18 Oct 2022 | Zhan Tong, Yibing Song, Jue Wang, Limin Wang
VideoMAE: Masked Autoencoders are Data-Efficient Learners for Self-Supervised Video Pre-Training
**Abstract:**
This paper introduces VideoMAE, a data-efficient self-supervised video pre-training method. Inspired by ImageMAE, VideoMAE employs a high masking ratio (90% to 95%) and a tube masking strategy to make video reconstruction a challenging task, encouraging the model to learn more effective video representations. Key findings include:
1. An extremely high masking ratio (90% to 95%) still yields favorable performance, leveraging temporal redundancy in videos.
2. VideoMAE achieves impressive results on small datasets (3k-4k videos) without additional data, highlighting the effectiveness of video reconstruction as a self-supervision task.
3. Data quality is more critical than quantity for self-supervised video pre-training, especially when there is a domain shift between the pre-training and target datasets.
**Introduction:**
Video transformers require large-scale datasets for optimal performance. VideoMAE addresses this by using a simple pipeline of masking random cubes and reconstructing them, tailored for video data with temporal redundancy and correlation. The high masking ratio and tube masking strategy prevent information leakage and encourage learning high-level spatiotemporal structures.
**Related Work:**
The paper reviews existing methods for video representation learning, including supervised and semi-supervised approaches, and contrastive learning. It also discusses masked visual modeling, emphasizing the importance of temporal information in video data.
**VideoMAE Design:**
VideoMAE uses temporal downsampling to reduce the number of frames, cube embedding to decrease spatial and temporal dimensions, and a high masking ratio to increase reconstruction difficulty. The tube masking strategy ensures that temporal neighbors of masked cubes are also masked, preventing information leakage.
**Experiments:**
VideoMAE is evaluated on five datasets: Kinetics-400, Something-Something V2, UCF101, HMDB51, and AVA. Ablation studies show the effectiveness of the proposed designs. VideoMAE outperforms other methods, including training from scratch and contrastive learning, on both large and small datasets. It demonstrates superior transferability and generalization capabilities.
**Conclusion:**
VideoMAE is a simple and data-efficient method for self-supervised video pre-training, leveraging high masking ratios and tube masking to learn effective video representations. It shows significant practical value, especially in scenarios with limited data.VideoMAE: Masked Autoencoders are Data-Efficient Learners for Self-Supervised Video Pre-Training
**Abstract:**
This paper introduces VideoMAE, a data-efficient self-supervised video pre-training method. Inspired by ImageMAE, VideoMAE employs a high masking ratio (90% to 95%) and a tube masking strategy to make video reconstruction a challenging task, encouraging the model to learn more effective video representations.
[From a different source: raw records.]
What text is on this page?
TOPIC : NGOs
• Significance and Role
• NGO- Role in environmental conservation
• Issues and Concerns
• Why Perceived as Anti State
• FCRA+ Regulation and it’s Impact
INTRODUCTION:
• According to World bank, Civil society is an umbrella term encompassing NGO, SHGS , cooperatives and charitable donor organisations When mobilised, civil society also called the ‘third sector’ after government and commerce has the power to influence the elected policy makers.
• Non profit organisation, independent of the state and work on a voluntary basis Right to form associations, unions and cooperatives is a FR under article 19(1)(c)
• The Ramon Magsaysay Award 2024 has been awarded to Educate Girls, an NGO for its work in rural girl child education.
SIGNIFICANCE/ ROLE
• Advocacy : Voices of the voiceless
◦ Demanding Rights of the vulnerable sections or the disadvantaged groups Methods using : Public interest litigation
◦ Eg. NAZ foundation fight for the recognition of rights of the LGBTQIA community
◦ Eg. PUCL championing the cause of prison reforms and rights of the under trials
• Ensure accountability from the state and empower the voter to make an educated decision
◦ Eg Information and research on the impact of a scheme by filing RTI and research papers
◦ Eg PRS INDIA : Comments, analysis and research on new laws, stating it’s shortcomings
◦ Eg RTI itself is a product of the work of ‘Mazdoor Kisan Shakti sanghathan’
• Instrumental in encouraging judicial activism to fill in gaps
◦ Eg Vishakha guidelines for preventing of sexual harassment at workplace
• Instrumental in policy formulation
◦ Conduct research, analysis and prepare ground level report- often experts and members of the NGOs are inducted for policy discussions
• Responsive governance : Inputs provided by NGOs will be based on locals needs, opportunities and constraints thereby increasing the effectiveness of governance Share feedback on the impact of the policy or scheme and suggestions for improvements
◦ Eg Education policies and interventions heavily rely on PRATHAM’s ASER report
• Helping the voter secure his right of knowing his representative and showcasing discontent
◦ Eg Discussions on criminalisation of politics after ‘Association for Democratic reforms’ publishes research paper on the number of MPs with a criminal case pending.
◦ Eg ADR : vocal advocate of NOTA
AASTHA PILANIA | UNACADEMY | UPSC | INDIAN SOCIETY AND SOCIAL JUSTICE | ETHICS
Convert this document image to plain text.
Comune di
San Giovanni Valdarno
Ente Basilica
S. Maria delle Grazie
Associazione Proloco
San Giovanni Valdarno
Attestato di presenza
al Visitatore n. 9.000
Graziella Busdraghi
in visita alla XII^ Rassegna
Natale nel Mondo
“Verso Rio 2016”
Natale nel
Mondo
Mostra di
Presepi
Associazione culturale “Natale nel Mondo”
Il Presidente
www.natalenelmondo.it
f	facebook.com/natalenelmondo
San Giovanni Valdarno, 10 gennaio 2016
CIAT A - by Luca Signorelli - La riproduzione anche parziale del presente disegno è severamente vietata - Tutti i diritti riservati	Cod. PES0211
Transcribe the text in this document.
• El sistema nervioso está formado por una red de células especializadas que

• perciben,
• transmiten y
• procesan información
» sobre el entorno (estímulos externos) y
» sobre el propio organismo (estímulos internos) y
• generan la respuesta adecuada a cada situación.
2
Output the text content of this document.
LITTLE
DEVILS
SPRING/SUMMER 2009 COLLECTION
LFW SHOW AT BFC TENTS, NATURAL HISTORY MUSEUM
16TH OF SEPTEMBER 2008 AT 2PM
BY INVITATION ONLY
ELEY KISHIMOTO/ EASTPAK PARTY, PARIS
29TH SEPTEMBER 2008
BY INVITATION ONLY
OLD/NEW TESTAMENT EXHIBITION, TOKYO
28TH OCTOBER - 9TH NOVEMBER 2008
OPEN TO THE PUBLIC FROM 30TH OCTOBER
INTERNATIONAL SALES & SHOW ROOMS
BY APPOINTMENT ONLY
Key findings include:
1. An extremely high masking ratio (90% to 95%) still yields favorable performance, leveraging temporal redundancy in videos.
2. VideoMAE achieves impressive results on small datasets (3k-4k videos) without additional data, highlighting the effectiveness of video reconstruction as a self-supervision task.
3. Data quality is more critical than quantity for self-supervised video pre-training, especially when there is a domain shift between the pre-training and target datasets.
**Introduction:**
Video transformers require large-scale datasets for optimal performance. VideoMAE addresses this by using a simple pipeline of masking random cubes and reconstructing them, tailored for video data with temporal redundancy and correlation. The high masking ratio and tube masking strategy prevent information leakage and encourage learning high-level spatiotemporal structures.
**Related Work:**
The paper reviews existing methods for video representation learning, including supervised and semi-supervised approaches, and contrastive learning. It also discusses masked visual modeling, emphasizing the importance of temporal information in video data.
**VideoMAE Design:**
VideoMAE uses temporal downsampling to reduce the number of frames, cube embedding to decrease spatial and temporal dimensions, and a high masking ratio to increase reconstruction difficulty. The tube masking strategy ensures that temporal neighbors of masked cubes are also masked, preventing information leakage.
**Experiments:**
VideoMAE is evaluated on five datasets: Kinetics-400, Something-Something V2, UCF101, HMDB51, and AVA. Ablation studies show the effectiveness of the proposed designs. VideoMAE outperforms other methods, including training from scratch and contrastive learning, on both large and small datasets. It demonstrates superior transferability and generalization capabilities.
**Conclusion:**
VideoMAE is a simple and data-efficient method for self-supervised video pre-training, leveraging high masking ratios and tube masking to learn effective video representations. It shows significant practical value, especially in scenarios with limited data.